Molecular correlates of laminar differences in the macaque dorsal lateral geniculate nucleus

In anthropoid primates, cells in the magnocellular and parvocellular layers of the dorsal lateral geniculate nucleus (dLGN) are distinguished by unique retinal inputs, receptive field properties, and laminar terminations of their axons in visual cortex. To identify genes underlying these phenotypic differences, we screened RNA from magnocellular and parvocellular layers of adult macaque dLGN for layer-specific differences in gene expression. Real-time quantitative reverse transcription-PCR and in situ hybridization were used to confirm gene expression in adult and fetal macaque.

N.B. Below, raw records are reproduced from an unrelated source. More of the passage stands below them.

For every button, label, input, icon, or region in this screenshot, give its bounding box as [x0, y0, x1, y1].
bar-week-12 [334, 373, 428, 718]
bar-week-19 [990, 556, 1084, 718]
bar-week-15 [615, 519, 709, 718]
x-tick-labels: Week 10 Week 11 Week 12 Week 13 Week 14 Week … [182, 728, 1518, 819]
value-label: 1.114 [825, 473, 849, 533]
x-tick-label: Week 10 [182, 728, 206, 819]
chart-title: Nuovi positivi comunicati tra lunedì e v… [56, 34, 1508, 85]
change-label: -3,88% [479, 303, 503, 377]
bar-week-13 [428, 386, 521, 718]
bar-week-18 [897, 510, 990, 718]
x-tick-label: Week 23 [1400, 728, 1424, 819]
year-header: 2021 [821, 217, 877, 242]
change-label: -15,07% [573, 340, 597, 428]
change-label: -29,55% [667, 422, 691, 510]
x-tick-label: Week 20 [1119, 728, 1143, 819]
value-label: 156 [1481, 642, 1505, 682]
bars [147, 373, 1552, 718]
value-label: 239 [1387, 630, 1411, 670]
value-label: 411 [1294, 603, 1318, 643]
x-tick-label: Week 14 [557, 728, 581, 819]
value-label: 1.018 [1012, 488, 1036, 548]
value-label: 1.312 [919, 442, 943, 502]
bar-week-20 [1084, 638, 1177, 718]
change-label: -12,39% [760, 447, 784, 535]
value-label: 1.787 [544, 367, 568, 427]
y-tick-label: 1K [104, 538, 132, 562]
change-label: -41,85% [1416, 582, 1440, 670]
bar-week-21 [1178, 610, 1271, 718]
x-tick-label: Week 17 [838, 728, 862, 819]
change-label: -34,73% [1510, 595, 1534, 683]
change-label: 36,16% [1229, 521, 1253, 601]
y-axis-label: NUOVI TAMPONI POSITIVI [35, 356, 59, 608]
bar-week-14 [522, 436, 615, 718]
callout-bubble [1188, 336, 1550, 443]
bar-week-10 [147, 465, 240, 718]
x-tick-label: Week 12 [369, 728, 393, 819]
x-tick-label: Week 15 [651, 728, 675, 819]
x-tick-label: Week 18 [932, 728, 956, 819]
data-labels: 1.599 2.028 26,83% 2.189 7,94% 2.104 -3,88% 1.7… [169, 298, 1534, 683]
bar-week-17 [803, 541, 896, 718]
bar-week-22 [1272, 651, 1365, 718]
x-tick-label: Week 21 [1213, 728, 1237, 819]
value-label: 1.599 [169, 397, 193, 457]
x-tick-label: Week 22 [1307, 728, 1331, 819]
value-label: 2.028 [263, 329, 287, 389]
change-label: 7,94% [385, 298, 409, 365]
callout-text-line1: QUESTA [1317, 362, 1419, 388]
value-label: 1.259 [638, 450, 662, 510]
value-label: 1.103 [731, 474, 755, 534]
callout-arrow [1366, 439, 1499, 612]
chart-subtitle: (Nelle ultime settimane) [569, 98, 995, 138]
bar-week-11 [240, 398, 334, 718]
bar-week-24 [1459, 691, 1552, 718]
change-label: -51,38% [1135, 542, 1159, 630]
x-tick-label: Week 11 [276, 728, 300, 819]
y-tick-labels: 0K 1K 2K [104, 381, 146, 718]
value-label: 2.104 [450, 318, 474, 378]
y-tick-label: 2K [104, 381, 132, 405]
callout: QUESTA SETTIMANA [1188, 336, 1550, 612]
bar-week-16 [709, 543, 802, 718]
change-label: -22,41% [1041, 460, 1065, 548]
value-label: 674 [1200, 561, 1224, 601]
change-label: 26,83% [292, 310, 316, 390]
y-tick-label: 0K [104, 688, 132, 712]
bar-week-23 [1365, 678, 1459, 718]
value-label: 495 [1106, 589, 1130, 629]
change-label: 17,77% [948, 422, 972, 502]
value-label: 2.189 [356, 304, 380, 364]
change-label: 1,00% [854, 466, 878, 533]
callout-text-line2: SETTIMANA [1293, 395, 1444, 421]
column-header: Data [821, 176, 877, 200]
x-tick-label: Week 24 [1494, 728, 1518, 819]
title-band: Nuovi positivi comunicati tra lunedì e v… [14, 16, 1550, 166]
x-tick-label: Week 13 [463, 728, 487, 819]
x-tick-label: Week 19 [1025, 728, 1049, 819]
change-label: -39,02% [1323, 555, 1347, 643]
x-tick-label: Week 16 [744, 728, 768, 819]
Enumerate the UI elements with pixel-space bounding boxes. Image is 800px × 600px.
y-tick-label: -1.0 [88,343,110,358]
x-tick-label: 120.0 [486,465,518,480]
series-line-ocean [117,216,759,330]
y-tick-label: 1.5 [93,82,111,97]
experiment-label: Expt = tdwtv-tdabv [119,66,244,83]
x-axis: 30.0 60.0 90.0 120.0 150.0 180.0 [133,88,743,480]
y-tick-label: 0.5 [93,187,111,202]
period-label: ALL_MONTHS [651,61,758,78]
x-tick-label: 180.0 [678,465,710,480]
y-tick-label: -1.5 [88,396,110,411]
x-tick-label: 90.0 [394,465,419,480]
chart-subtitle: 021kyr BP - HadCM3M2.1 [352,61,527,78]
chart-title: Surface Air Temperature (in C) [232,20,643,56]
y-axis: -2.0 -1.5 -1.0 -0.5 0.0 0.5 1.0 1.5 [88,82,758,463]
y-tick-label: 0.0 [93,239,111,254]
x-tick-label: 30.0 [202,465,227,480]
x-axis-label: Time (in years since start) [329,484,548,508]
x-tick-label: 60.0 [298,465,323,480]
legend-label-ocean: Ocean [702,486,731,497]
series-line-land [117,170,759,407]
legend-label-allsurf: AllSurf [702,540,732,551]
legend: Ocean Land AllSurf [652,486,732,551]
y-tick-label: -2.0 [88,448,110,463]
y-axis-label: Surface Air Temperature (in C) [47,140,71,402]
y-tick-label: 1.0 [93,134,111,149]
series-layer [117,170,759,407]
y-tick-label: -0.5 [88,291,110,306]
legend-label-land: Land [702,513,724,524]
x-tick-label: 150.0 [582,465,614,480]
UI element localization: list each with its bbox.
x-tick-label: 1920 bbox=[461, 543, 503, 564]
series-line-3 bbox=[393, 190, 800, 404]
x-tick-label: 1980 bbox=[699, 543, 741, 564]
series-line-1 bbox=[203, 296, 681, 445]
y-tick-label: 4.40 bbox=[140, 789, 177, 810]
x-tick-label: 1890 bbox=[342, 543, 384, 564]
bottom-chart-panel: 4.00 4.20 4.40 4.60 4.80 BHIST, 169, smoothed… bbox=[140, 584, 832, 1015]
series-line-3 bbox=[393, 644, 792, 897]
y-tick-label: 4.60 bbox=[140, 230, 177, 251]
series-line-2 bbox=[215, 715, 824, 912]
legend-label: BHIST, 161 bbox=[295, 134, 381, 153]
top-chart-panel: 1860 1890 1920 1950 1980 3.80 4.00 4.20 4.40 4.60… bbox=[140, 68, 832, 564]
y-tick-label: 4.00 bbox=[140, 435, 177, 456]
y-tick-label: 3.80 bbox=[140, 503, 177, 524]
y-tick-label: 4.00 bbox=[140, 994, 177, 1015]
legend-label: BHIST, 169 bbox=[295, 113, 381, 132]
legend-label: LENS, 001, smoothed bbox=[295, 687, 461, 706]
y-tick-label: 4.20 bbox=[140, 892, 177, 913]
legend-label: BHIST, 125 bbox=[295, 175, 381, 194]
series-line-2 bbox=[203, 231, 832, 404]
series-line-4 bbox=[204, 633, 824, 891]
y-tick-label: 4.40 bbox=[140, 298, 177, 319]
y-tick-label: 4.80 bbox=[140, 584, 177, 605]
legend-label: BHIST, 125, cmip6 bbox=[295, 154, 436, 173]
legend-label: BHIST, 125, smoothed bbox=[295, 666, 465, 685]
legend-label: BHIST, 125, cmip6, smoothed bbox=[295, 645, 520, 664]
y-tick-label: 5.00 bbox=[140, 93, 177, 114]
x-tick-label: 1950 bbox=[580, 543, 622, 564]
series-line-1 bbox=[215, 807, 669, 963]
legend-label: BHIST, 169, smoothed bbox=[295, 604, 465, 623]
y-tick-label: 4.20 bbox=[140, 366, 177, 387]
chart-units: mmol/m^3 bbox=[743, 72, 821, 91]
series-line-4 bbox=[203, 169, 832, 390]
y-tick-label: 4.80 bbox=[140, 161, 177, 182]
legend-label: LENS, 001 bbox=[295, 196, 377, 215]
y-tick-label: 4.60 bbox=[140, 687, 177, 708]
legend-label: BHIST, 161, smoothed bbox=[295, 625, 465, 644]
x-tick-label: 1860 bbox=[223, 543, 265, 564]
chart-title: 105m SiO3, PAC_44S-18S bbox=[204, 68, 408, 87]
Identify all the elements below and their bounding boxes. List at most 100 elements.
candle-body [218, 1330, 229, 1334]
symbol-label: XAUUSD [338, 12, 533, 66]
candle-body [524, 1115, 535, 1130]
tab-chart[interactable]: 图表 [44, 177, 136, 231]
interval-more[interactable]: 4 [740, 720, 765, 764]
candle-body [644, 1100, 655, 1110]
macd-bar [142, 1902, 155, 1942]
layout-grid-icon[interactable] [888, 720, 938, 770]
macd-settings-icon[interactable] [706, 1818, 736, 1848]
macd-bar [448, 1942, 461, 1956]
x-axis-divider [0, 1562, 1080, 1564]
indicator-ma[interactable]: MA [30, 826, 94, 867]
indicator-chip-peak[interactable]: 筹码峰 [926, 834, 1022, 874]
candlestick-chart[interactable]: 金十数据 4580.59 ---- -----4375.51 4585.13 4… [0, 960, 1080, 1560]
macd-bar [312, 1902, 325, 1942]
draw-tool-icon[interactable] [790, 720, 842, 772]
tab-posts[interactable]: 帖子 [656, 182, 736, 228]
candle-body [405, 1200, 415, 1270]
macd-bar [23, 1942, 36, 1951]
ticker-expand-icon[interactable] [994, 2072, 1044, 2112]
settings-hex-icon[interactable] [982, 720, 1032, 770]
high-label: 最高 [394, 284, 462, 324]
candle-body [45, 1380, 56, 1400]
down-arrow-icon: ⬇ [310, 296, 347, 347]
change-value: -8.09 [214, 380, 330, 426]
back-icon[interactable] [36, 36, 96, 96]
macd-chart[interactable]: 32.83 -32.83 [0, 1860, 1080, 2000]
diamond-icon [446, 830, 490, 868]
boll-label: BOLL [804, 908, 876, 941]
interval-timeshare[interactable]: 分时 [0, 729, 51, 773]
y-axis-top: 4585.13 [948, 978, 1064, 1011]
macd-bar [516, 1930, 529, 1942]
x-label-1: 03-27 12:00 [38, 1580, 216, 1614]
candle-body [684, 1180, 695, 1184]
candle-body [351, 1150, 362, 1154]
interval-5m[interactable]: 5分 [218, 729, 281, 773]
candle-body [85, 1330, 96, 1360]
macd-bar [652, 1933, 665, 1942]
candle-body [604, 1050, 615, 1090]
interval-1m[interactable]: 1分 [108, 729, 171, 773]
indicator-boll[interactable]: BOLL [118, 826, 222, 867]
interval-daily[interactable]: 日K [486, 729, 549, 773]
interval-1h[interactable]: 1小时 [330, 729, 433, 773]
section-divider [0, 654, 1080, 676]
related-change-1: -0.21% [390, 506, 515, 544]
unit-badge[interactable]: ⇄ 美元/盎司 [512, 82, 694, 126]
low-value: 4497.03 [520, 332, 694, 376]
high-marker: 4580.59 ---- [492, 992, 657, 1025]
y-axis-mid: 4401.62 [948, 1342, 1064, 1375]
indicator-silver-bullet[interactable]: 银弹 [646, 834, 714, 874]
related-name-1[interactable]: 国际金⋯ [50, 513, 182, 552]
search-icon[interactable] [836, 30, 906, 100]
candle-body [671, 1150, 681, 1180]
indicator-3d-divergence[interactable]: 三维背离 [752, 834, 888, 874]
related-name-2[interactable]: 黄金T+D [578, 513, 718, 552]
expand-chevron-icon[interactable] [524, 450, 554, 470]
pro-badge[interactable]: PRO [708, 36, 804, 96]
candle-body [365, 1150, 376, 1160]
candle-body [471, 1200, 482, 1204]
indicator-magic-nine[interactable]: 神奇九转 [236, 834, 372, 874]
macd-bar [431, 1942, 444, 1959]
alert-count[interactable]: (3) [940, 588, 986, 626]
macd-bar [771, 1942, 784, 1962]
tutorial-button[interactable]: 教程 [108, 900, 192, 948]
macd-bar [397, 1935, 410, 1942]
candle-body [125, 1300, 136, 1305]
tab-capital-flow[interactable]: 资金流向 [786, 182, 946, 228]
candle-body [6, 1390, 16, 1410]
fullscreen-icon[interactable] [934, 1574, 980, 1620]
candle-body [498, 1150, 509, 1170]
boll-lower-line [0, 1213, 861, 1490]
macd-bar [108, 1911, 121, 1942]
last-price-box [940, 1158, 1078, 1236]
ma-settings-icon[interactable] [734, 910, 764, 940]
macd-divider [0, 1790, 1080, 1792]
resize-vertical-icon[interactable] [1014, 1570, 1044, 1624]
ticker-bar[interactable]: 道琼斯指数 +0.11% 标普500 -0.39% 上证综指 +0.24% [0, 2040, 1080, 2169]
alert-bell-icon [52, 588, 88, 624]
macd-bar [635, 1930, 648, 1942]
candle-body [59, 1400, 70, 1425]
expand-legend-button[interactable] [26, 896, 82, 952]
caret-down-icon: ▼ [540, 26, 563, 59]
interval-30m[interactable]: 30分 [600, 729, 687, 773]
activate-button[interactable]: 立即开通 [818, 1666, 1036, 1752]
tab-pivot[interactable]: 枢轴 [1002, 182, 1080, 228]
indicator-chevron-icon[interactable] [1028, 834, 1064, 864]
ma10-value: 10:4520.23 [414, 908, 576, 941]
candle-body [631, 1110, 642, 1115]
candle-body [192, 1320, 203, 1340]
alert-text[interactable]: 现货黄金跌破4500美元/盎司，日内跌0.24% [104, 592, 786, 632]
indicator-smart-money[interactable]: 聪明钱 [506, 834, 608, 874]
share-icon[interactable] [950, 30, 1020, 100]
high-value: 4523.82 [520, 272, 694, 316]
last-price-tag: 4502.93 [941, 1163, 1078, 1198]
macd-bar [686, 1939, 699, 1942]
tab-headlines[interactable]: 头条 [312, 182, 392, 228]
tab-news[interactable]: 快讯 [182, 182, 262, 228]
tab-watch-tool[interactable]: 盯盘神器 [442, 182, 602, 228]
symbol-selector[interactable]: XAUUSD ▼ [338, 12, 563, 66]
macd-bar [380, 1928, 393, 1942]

Cellular localization of gene expression revealed 11 new layer-specific markers, of which 10 were enriched in magnocellular layers (BRD4, CAV1, EEF1A2, FAM108A1, INα, KCNA1, NEFH, NEFL, PPP2R2C, and SFRP2) and one was enriched in parvocellular and koniocellular layers (TCF7L2). These markers relate to functions involved in development, transcription, and cell signaling, with Wnt/β-catenin and neurofilament pathways figuring prominently. A subset of markers was differentially expressed in the fetal dLGN during a developmental epoch critical for magnocellular and parvocellular pathway formation. These results provide new evidence for the molecular differentiation of magnocellular and parvocellular streams through the primate dLGN.